Online gamer killed for selling virtual weapon
A Shanghai online game player has stabbed to death a competitor who sold his cyber-sword, the China Daily said.
The incident creates a dilemma in China where no law exists for the ownership of virtual weapons.
Qiu Chengwei, 41, stabbed competitor Zhu Caoyuan repeatedly in the chest after he was told Zhu had sold his "dragon sabre", used in the popular online game Legend of Mir 3, the newspaper said a Shanghai court was told yesterday.
Legend of Mir 3 features heroes and villains, sorcerers and warriors, many of whom wield enormous swords.
Qiu and a friend jointly won their weapon last February, and lent it to Zhu who then sold it for 7,200 yuan ($A1,129), the newspaper said.
Qui went to the police to report the "theft" but was told the weapon was not real property protected by law.
"Zhu promised to hand over the cash but an angry Qui lost patience and attacked Zhu at his home, stabbing him in the left chest with great force and killing him," the court was told.
More online gamers were seeking justice through the courts over stolen weapons and credits, the newspaper said.
"The armour and swords in games should be deemed as private property as players have to spend money and time for them," Wang Zongyu, an associate law professor at Beijing's Renmin University of China, was quoted as saying.
Other experts called for caution. "The 'assets' of one player could mean nothing to others as they are by nature just data created by game providers," a lawyer for a Shanghai-based internet game company was quoted as saying.
Virtual gaming is fast becoming a very popular worldwide trend. Games such as Legend of Mir 3 are known as "massively multi-player online role-playing games" (or MMORPGs).
The worlds created in them are incredibly detailed, and can develop and change even when players are off line.
They have attracted an enormous amount of subscribers and, according to a report in the Australian Financial Review, gamers are attracted to them because they have overcome the biggest problem in traditional computer games: loneliness.
Games writer Jason Hill said that while MMORPGs make up only a tiny percentage of the virtual gaming market, those who do play them tend to be very dedicated, spending a lot of time in these cyber-worlds.
"The actual items in the games, be they property or tools, become valuable because of the time people have spent building them up," he said.

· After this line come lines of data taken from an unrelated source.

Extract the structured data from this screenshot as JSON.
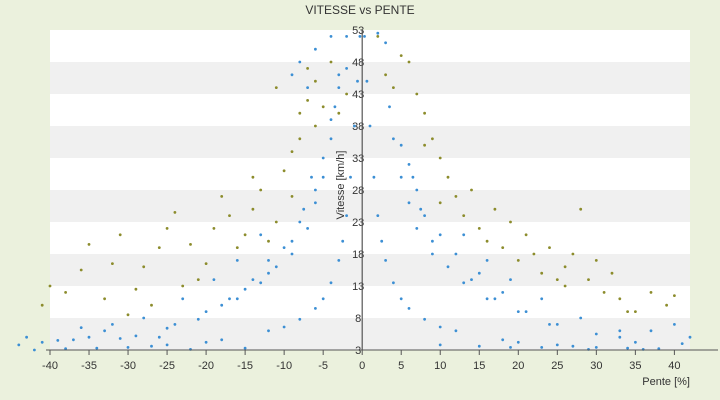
{
  "chart_data": {
    "type": "scatter",
    "title": "VITESSE vs PENTE",
    "xlabel": "Pente [%]",
    "ylabel": "Vitesse [km/h]",
    "xlim": [
      -40,
      42
    ],
    "ylim": [
      3,
      53
    ],
    "x_ticks": [
      -40,
      -35,
      -30,
      -25,
      -20,
      -15,
      -10,
      -5,
      0,
      5,
      10,
      15,
      20,
      25,
      30,
      35,
      40
    ],
    "y_ticks": [
      3,
      8,
      13,
      18,
      23,
      28,
      33,
      38,
      43,
      48,
      53
    ],
    "grid": "horizontal alternating bands",
    "legend": "none",
    "colors": {
      "primary": "#3c8fd4",
      "secondary": "#8c8c2c",
      "axis": "#555555",
      "band_light": "#ffffff",
      "band_dark": "#f0f0f0",
      "background": "#ebf1dd"
    },
    "series": [
      {
        "color": "#3c8fd4",
        "points": [
          [
            -38,
            3.2
          ],
          [
            -34,
            3.3
          ],
          [
            -30,
            3.4
          ],
          [
            -27,
            3.6
          ],
          [
            -25,
            3.8
          ],
          [
            -20,
            4.2
          ],
          [
            -18,
            4.6
          ],
          [
            -12,
            6
          ],
          [
            -10,
            6.6
          ],
          [
            -8,
            7.8
          ],
          [
            -6,
            9.5
          ],
          [
            -5,
            11
          ],
          [
            -4,
            13.5
          ],
          [
            -3,
            17
          ],
          [
            -2.5,
            20
          ],
          [
            -2,
            24
          ],
          [
            -1.5,
            30
          ],
          [
            -1,
            38
          ],
          [
            -0.6,
            45
          ],
          [
            -0.3,
            52
          ],
          [
            0.3,
            52
          ],
          [
            0.6,
            45
          ],
          [
            1,
            38
          ],
          [
            1.5,
            30
          ],
          [
            2,
            24
          ],
          [
            2.5,
            20
          ],
          [
            3,
            17
          ],
          [
            4,
            13.5
          ],
          [
            5,
            11
          ],
          [
            6,
            9.5
          ],
          [
            8,
            7.8
          ],
          [
            10,
            6.6
          ],
          [
            12,
            6
          ],
          [
            18,
            4.6
          ],
          [
            20,
            4.2
          ],
          [
            25,
            3.8
          ],
          [
            27,
            3.6
          ],
          [
            30,
            3.4
          ],
          [
            34,
            3.3
          ],
          [
            38,
            3.2
          ],
          [
            -9,
            18
          ],
          [
            -7,
            22
          ],
          [
            -6,
            26
          ],
          [
            -5,
            30
          ],
          [
            -4,
            36
          ],
          [
            -3.5,
            41
          ],
          [
            3.5,
            41
          ],
          [
            4,
            36
          ],
          [
            5,
            30
          ],
          [
            6,
            26
          ],
          [
            7,
            22
          ],
          [
            9,
            18
          ],
          [
            -16,
            11
          ],
          [
            -13,
            13.5
          ],
          [
            -11,
            16
          ],
          [
            -9,
            20
          ],
          [
            -7.5,
            25
          ],
          [
            -6.5,
            30
          ],
          [
            6.5,
            30
          ],
          [
            7.5,
            25
          ],
          [
            9,
            20
          ],
          [
            11,
            16
          ],
          [
            13,
            13.5
          ],
          [
            16,
            11
          ],
          [
            -24,
            7
          ],
          [
            -20,
            9
          ],
          [
            -17,
            11
          ],
          [
            -14,
            14
          ],
          [
            -12,
            17
          ],
          [
            14,
            14
          ],
          [
            17,
            11
          ],
          [
            20,
            9
          ],
          [
            24,
            7
          ],
          [
            -33,
            6
          ],
          [
            -28,
            8
          ],
          [
            -23,
            11
          ],
          [
            -19,
            14
          ],
          [
            -16,
            17
          ],
          [
            -13,
            21
          ],
          [
            13,
            21
          ],
          [
            16,
            17
          ],
          [
            19,
            14
          ],
          [
            23,
            11
          ],
          [
            28,
            8
          ],
          [
            33,
            6
          ],
          [
            -42,
            3
          ],
          [
            -41,
            4.2
          ],
          [
            -39,
            4.5
          ],
          [
            -36,
            6.5
          ],
          [
            -32,
            7
          ],
          [
            -26,
            5
          ],
          [
            -15,
            3.3
          ],
          [
            -8,
            48
          ],
          [
            -6,
            50
          ],
          [
            -4,
            52
          ],
          [
            -7,
            44
          ],
          [
            -9,
            46
          ],
          [
            2,
            52.5
          ],
          [
            3,
            51
          ],
          [
            -3,
            44
          ],
          [
            -2,
            47
          ],
          [
            42,
            5
          ],
          [
            41,
            4
          ],
          [
            36,
            3.1
          ],
          [
            29,
            3.1
          ],
          [
            23,
            3.4
          ],
          [
            19,
            3.4
          ],
          [
            15,
            3.6
          ],
          [
            10,
            3.8
          ],
          [
            -22,
            3.1
          ],
          [
            -31,
            4.8
          ],
          [
            -35,
            5
          ],
          [
            30,
            5.5
          ],
          [
            25,
            7
          ],
          [
            21,
            9
          ],
          [
            18,
            12
          ],
          [
            15,
            15
          ],
          [
            12,
            18
          ],
          [
            10,
            21
          ],
          [
            8,
            24
          ],
          [
            7,
            28
          ],
          [
            6,
            32
          ],
          [
            5,
            35
          ],
          [
            35,
            4.2
          ],
          [
            40,
            7
          ],
          [
            37,
            6
          ],
          [
            33,
            5
          ],
          [
            -44,
            3.8
          ],
          [
            -43,
            5
          ],
          [
            -37,
            4.6
          ],
          [
            -29,
            5.2
          ],
          [
            -25,
            6.4
          ],
          [
            -21,
            7.8
          ],
          [
            -18,
            10
          ],
          [
            -15,
            12.5
          ],
          [
            -12,
            15
          ],
          [
            -10,
            19
          ],
          [
            -8,
            23
          ],
          [
            -6,
            28
          ],
          [
            -5,
            33
          ],
          [
            -4,
            39
          ],
          [
            -3,
            46
          ],
          [
            -2,
            52
          ]
        ]
      },
      {
        "color": "#8c8c2c",
        "points": [
          [
            -40,
            13
          ],
          [
            -36,
            15.5
          ],
          [
            -35,
            19.5
          ],
          [
            -33,
            11
          ],
          [
            -32,
            16.5
          ],
          [
            -31,
            21
          ],
          [
            -29,
            12.5
          ],
          [
            -28,
            16
          ],
          [
            -26,
            19
          ],
          [
            -25,
            22
          ],
          [
            -24,
            24.5
          ],
          [
            -22,
            19.5
          ],
          [
            -21,
            14
          ],
          [
            -20,
            16.5
          ],
          [
            -19,
            22
          ],
          [
            -18,
            27
          ],
          [
            -17,
            24
          ],
          [
            -16,
            19
          ],
          [
            -15,
            21
          ],
          [
            -14,
            25
          ],
          [
            -13,
            28
          ],
          [
            -12,
            20
          ],
          [
            -11,
            23
          ],
          [
            -11,
            44
          ],
          [
            -10,
            31
          ],
          [
            -9,
            34
          ],
          [
            -8,
            36
          ],
          [
            -8,
            40
          ],
          [
            -7,
            42
          ],
          [
            -7,
            47
          ],
          [
            -6,
            38
          ],
          [
            -6,
            45
          ],
          [
            -5,
            41
          ],
          [
            -4,
            48
          ],
          [
            -3,
            40
          ],
          [
            -2,
            43
          ],
          [
            2,
            52
          ],
          [
            3,
            46
          ],
          [
            4,
            44
          ],
          [
            5,
            49
          ],
          [
            6,
            48
          ],
          [
            7,
            43
          ],
          [
            8,
            40
          ],
          [
            8,
            35
          ],
          [
            9,
            36
          ],
          [
            10,
            33
          ],
          [
            11,
            30
          ],
          [
            12,
            27
          ],
          [
            13,
            24
          ],
          [
            14,
            28
          ],
          [
            15,
            22
          ],
          [
            16,
            20
          ],
          [
            17,
            25
          ],
          [
            18,
            19
          ],
          [
            19,
            23
          ],
          [
            20,
            17
          ],
          [
            21,
            21
          ],
          [
            22,
            18
          ],
          [
            23,
            15
          ],
          [
            24,
            19
          ],
          [
            25,
            14
          ],
          [
            26,
            16
          ],
          [
            27,
            18
          ],
          [
            28,
            25
          ],
          [
            29,
            14
          ],
          [
            30,
            17
          ],
          [
            31,
            12
          ],
          [
            32,
            15
          ],
          [
            33,
            11
          ],
          [
            35,
            9
          ],
          [
            37,
            12
          ],
          [
            40,
            11.5
          ],
          [
            -41,
            10
          ],
          [
            -38,
            12
          ],
          [
            -30,
            8.5
          ],
          [
            -27,
            10
          ],
          [
            -23,
            13
          ],
          [
            -14,
            30
          ],
          [
            -9,
            27
          ],
          [
            10,
            26
          ],
          [
            26,
            13
          ],
          [
            34,
            9
          ],
          [
            39,
            10
          ]
        ]
      }
    ]
  }
}
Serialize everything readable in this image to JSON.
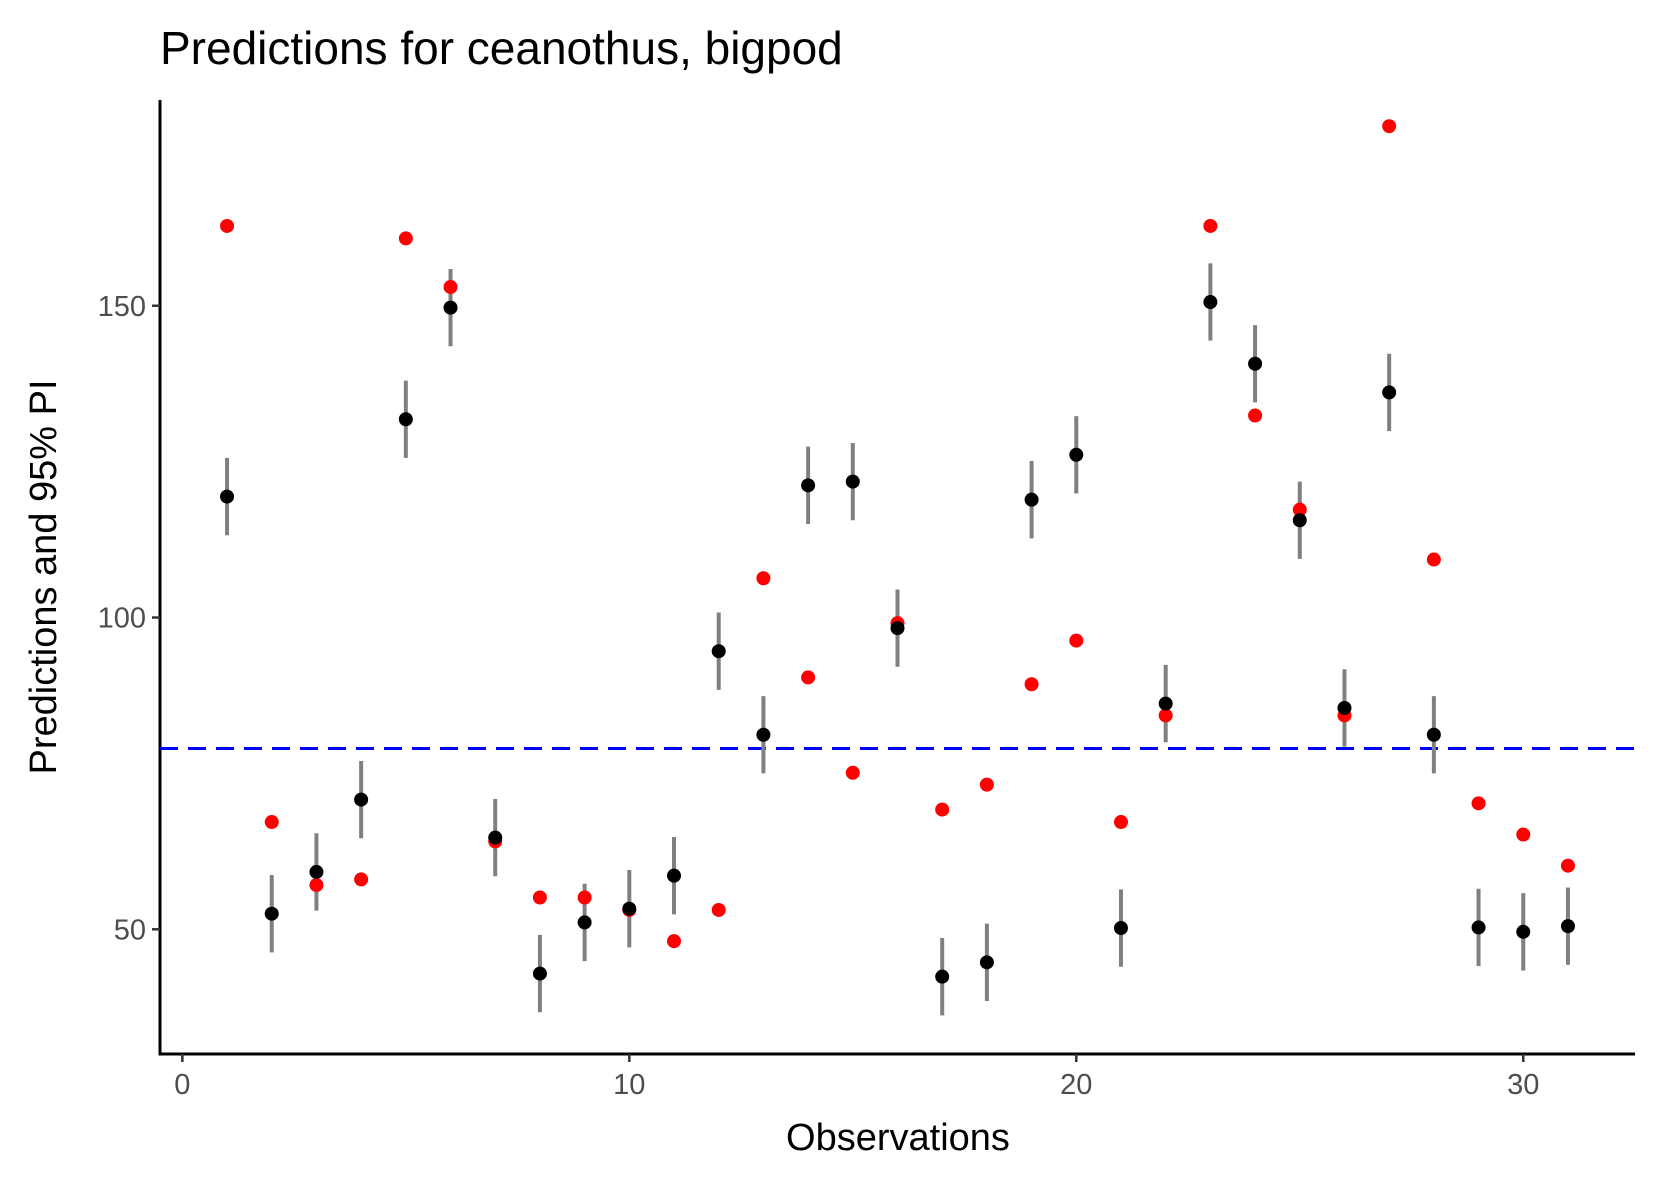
{
  "chart_data": {
    "type": "scatter",
    "title": "Predictions for ceanothus, bigpod",
    "xlabel": "Observations",
    "ylabel": "Predictions and 95% PI",
    "xlim": [
      -0.5,
      32.5
    ],
    "ylim": [
      30,
      183
    ],
    "xticks": [
      0,
      10,
      20,
      30
    ],
    "yticks": [
      50,
      100,
      150
    ],
    "grid": false,
    "reference_line": {
      "y": 79,
      "style": "dashed",
      "color": "#0000ff"
    },
    "colors": {
      "prediction": "#000000",
      "interval": "#808080",
      "observed": "#ff0000"
    },
    "series": [
      {
        "kind": "prediction_with_interval",
        "x": [
          1,
          2,
          3,
          4,
          5,
          6,
          7,
          8,
          9,
          10,
          11,
          12,
          13,
          14,
          15,
          16,
          17,
          18,
          19,
          20,
          21,
          22,
          23,
          24,
          25,
          26,
          27,
          28,
          29,
          30,
          31
        ],
        "y": [
          119.4,
          52.5,
          59.2,
          70.8,
          131.8,
          149.7,
          64.7,
          42.9,
          51.1,
          53.3,
          58.6,
          94.6,
          81.2,
          121.2,
          121.8,
          98.3,
          42.4,
          44.7,
          118.9,
          126.1,
          50.2,
          86.2,
          150.6,
          140.7,
          115.6,
          85.5,
          136.1,
          81.2,
          50.3,
          49.6,
          50.5
        ],
        "lower": [
          113.2,
          46.3,
          53.0,
          64.6,
          125.6,
          143.5,
          58.5,
          36.7,
          44.9,
          47.1,
          52.4,
          88.4,
          75.0,
          115.0,
          115.6,
          92.1,
          36.2,
          38.5,
          112.7,
          119.9,
          44.0,
          80.0,
          144.4,
          134.5,
          109.4,
          79.3,
          129.9,
          75.0,
          44.1,
          43.4,
          44.3
        ],
        "upper": [
          125.6,
          58.7,
          65.4,
          77.0,
          138.0,
          155.9,
          70.9,
          49.1,
          57.3,
          59.5,
          64.8,
          100.8,
          87.4,
          127.4,
          128.0,
          104.5,
          48.6,
          50.9,
          125.1,
          132.3,
          56.4,
          92.4,
          156.8,
          146.9,
          121.8,
          91.7,
          142.3,
          87.4,
          56.5,
          55.8,
          56.7
        ]
      },
      {
        "kind": "observed",
        "x": [
          1,
          2,
          3,
          4,
          5,
          6,
          7,
          8,
          9,
          10,
          11,
          12,
          13,
          14,
          15,
          16,
          17,
          18,
          19,
          20,
          21,
          22,
          23,
          24,
          25,
          26,
          27,
          28,
          29,
          30,
          31
        ],
        "y": [
          162.8,
          67.2,
          57.1,
          58.0,
          160.8,
          153.0,
          64.1,
          55.1,
          55.1,
          53.1,
          48.1,
          53.1,
          106.3,
          90.4,
          75.1,
          99.1,
          69.2,
          73.2,
          89.3,
          96.3,
          67.2,
          84.3,
          162.8,
          132.4,
          117.3,
          84.3,
          178.8,
          109.3,
          70.2,
          65.2,
          60.2
        ]
      }
    ]
  }
}
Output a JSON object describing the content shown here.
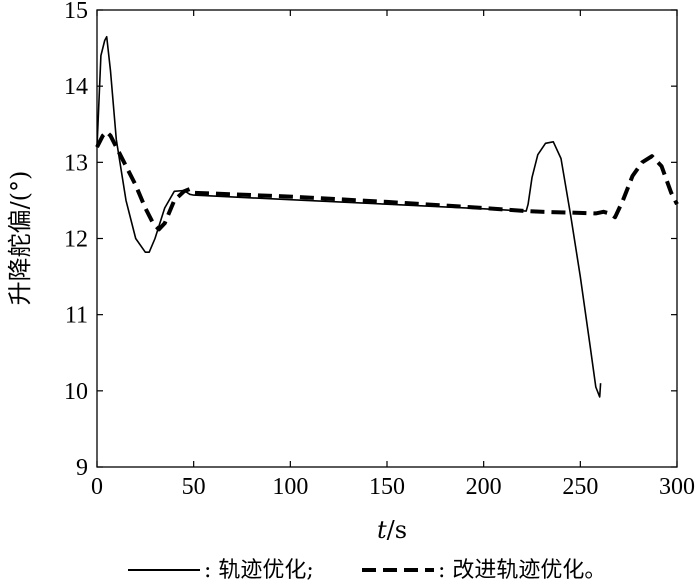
{
  "chart_data": {
    "type": "line",
    "xlabel_var": "t",
    "xlabel_unit": "/s",
    "ylabel": "升降舵偏/(°)",
    "xlim": [
      0,
      300
    ],
    "ylim": [
      9,
      15
    ],
    "xticks": [
      0,
      50,
      100,
      150,
      200,
      250,
      300
    ],
    "yticks": [
      9,
      10,
      11,
      12,
      13,
      14,
      15
    ],
    "grid": false,
    "legend_position": "bottom",
    "series": [
      {
        "name": "轨迹优化;",
        "style": "solid",
        "color": "#000000",
        "x": [
          0,
          2,
          4,
          5,
          7,
          10,
          15,
          20,
          25,
          27,
          30,
          35,
          40,
          45,
          48,
          50,
          100,
          150,
          200,
          222,
          223,
          225,
          228,
          232,
          236,
          240,
          245,
          250,
          255,
          258,
          260,
          260.5
        ],
        "y": [
          13.2,
          14.4,
          14.6,
          14.65,
          14.2,
          13.3,
          12.5,
          12.0,
          11.82,
          11.82,
          12.0,
          12.4,
          12.62,
          12.63,
          12.58,
          12.57,
          12.51,
          12.45,
          12.39,
          12.36,
          12.45,
          12.8,
          13.1,
          13.25,
          13.27,
          13.05,
          12.3,
          11.5,
          10.6,
          10.05,
          9.92,
          10.1
        ]
      },
      {
        "name": "改进轨迹优化。",
        "style": "dashed",
        "color": "#000000",
        "x": [
          0,
          3,
          5,
          7,
          10,
          15,
          20,
          25,
          29,
          32,
          35,
          40,
          45,
          48,
          50,
          100,
          150,
          200,
          222,
          230,
          245,
          258,
          262,
          265,
          268,
          272,
          277,
          282,
          287,
          292,
          297,
          300
        ],
        "y": [
          13.2,
          13.35,
          13.4,
          13.35,
          13.2,
          12.95,
          12.7,
          12.4,
          12.2,
          12.12,
          12.2,
          12.5,
          12.62,
          12.65,
          12.6,
          12.55,
          12.48,
          12.4,
          12.36,
          12.35,
          12.34,
          12.33,
          12.35,
          12.33,
          12.28,
          12.5,
          12.82,
          13.0,
          13.08,
          12.95,
          12.6,
          12.45
        ]
      }
    ]
  }
}
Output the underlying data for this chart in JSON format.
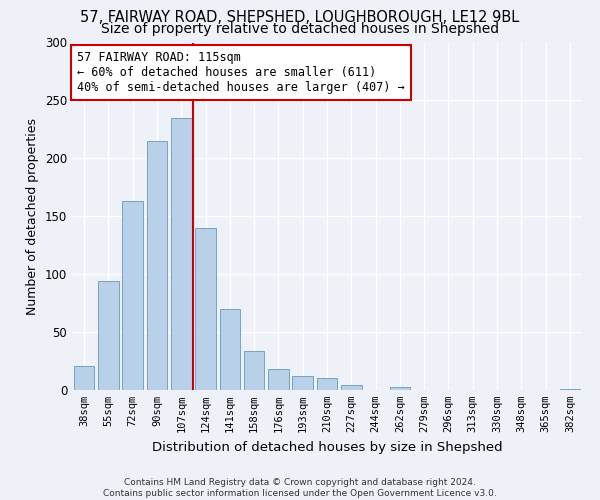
{
  "title1": "57, FAIRWAY ROAD, SHEPSHED, LOUGHBOROUGH, LE12 9BL",
  "title2": "Size of property relative to detached houses in Shepshed",
  "xlabel": "Distribution of detached houses by size in Shepshed",
  "ylabel": "Number of detached properties",
  "categories": [
    "38sqm",
    "55sqm",
    "72sqm",
    "90sqm",
    "107sqm",
    "124sqm",
    "141sqm",
    "158sqm",
    "176sqm",
    "193sqm",
    "210sqm",
    "227sqm",
    "244sqm",
    "262sqm",
    "279sqm",
    "296sqm",
    "313sqm",
    "330sqm",
    "348sqm",
    "365sqm",
    "382sqm"
  ],
  "values": [
    21,
    94,
    163,
    215,
    235,
    140,
    70,
    34,
    18,
    12,
    10,
    4,
    0,
    3,
    0,
    0,
    0,
    0,
    0,
    0,
    1
  ],
  "bar_color": "#b8d0e8",
  "bar_edge_color": "#6699bb",
  "vline_x": 4.5,
  "vline_color": "#cc0000",
  "annotation_title": "57 FAIRWAY ROAD: 115sqm",
  "annotation_line1": "← 60% of detached houses are smaller (611)",
  "annotation_line2": "40% of semi-detached houses are larger (407) →",
  "annotation_box_color": "#ffffff",
  "annotation_box_edge": "#cc0000",
  "ylim": [
    0,
    300
  ],
  "yticks": [
    0,
    50,
    100,
    150,
    200,
    250,
    300
  ],
  "footer": "Contains HM Land Registry data © Crown copyright and database right 2024.\nContains public sector information licensed under the Open Government Licence v3.0.",
  "bg_color": "#eef2f8",
  "title1_fontsize": 10.5,
  "title2_fontsize": 10
}
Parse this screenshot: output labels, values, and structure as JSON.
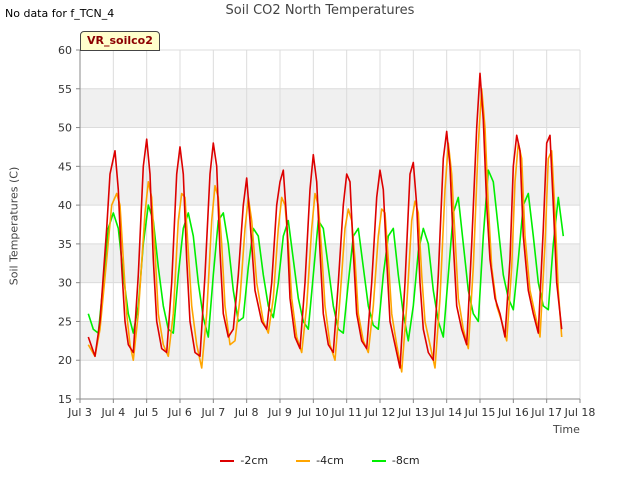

"In a lot of games people might have to forage for the raw materials and then take them to a smelter [if they were making a sword or sabre, for example], otherwise the item might be a reward for completing a difficult quest.
"All of that means the item will be difficult to get, and the popularity of these games among certain groups means that these items then become very valuable."
Legend of Mir 3 has not yet been released in Australia. MMORPG enthusiasts here are more likely to be playing the very popular Everquest, or a new contender, World of Warcraft.
"These two are both fantasy games, with a niche appeal, but when people get into it they really get into it," Jason Hill explained.
The case of Qiu Chengwei and Zhu Caoyuan follows a report in the Australian Financial Review over the Christmas break, which told how 22-year-old University of Sydney graduate, David Storey, bought a virtual island - for $35,000 - on December 14 last year.
The island included an abandoned castle, some beautiful beaches ready for development and the potential for the development of lucrative hunting and mining industries. However, it only exists in cyberspace, inside a multi-player computer game called Project Entropia.
Now that Storey owns the island, if any other players visit it for a spot of hunting or a bit of a mine, he is entitled to a percentage of their takings. Every month, for the next twelve months, he can sell five plots of land on his island, which could net him as much as $40,000.